Le dossier a été communiqué au procureur général.
Sur le rapport de M. Barake, conseiller référendaire, les observations écrites de la SCP Rocheteau, Uzan-Sarano et Goulet, avocat de M. et Mme [M], de la SARL Boré, Salve de Bruneton et Mégret, avocat de l'association syndicale libre Les Cristallines, après débats en l'audience publique du 13 décembre 2022 où étaient présents Mme Teiller, président, M. Barake, conseiller référendaire rapporteur, M. Echappé, conseiller doyen, et Mme Besse, greffier de chambre,
la troisième chambre civile de la Cour de cassation, composée des président et conseillers précités, après en avoir délibéré conformément à la loi, a rendu la présente décision.
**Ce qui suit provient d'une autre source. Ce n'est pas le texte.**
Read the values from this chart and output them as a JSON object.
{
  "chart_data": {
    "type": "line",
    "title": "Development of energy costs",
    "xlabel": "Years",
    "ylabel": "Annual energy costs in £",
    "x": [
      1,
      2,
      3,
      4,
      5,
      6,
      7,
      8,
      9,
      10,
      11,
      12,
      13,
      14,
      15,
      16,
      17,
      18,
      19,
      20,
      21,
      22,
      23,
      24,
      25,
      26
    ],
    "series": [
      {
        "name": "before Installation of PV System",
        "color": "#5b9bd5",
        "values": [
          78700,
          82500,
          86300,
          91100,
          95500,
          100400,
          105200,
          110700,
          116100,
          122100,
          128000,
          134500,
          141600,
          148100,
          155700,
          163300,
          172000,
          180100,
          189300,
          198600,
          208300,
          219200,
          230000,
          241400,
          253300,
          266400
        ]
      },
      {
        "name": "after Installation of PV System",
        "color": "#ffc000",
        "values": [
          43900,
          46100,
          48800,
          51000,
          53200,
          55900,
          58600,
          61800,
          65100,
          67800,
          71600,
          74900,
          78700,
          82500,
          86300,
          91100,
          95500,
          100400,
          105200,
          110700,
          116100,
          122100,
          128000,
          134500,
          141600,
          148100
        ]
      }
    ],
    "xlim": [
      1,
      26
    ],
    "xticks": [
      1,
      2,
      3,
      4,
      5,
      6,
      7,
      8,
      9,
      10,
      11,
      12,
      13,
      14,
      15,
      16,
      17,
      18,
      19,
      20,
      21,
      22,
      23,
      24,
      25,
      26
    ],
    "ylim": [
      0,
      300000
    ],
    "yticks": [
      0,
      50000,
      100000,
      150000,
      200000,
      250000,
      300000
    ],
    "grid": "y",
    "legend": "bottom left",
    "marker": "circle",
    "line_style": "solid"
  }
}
1. Le moyen de cassation annexé, qui est invoqué à l'encontre de la décision attaquée, n'est manifestement pas de nature à entraîner la cassation.
2. En application de l'article 1014, alinéa 1er, du code de procédure civile, il n'y a donc pas lieu de statuer par une décision spécialement motivée sur ce pourvoi.
EN CONSÉQUENCE, la Cour :
REJETTE le pourvoi ;
Condamne M. et Mme [M] aux dépens ;
En application de l'article 700 du code de procédure civile, rejette les demandes ;
Ainsi décidé par la Cour de cassation, troisième chambre civile, et prononcé par le président en son audience publique du vingt-cinq janvier deux mille vingt-trois. MOYEN ANNEXE à la présente décision
Moyen produit par la SCP Rocheteau, Uzan-Sarano et Goulet, avocat aux Conseils, pour M. et Mme [M]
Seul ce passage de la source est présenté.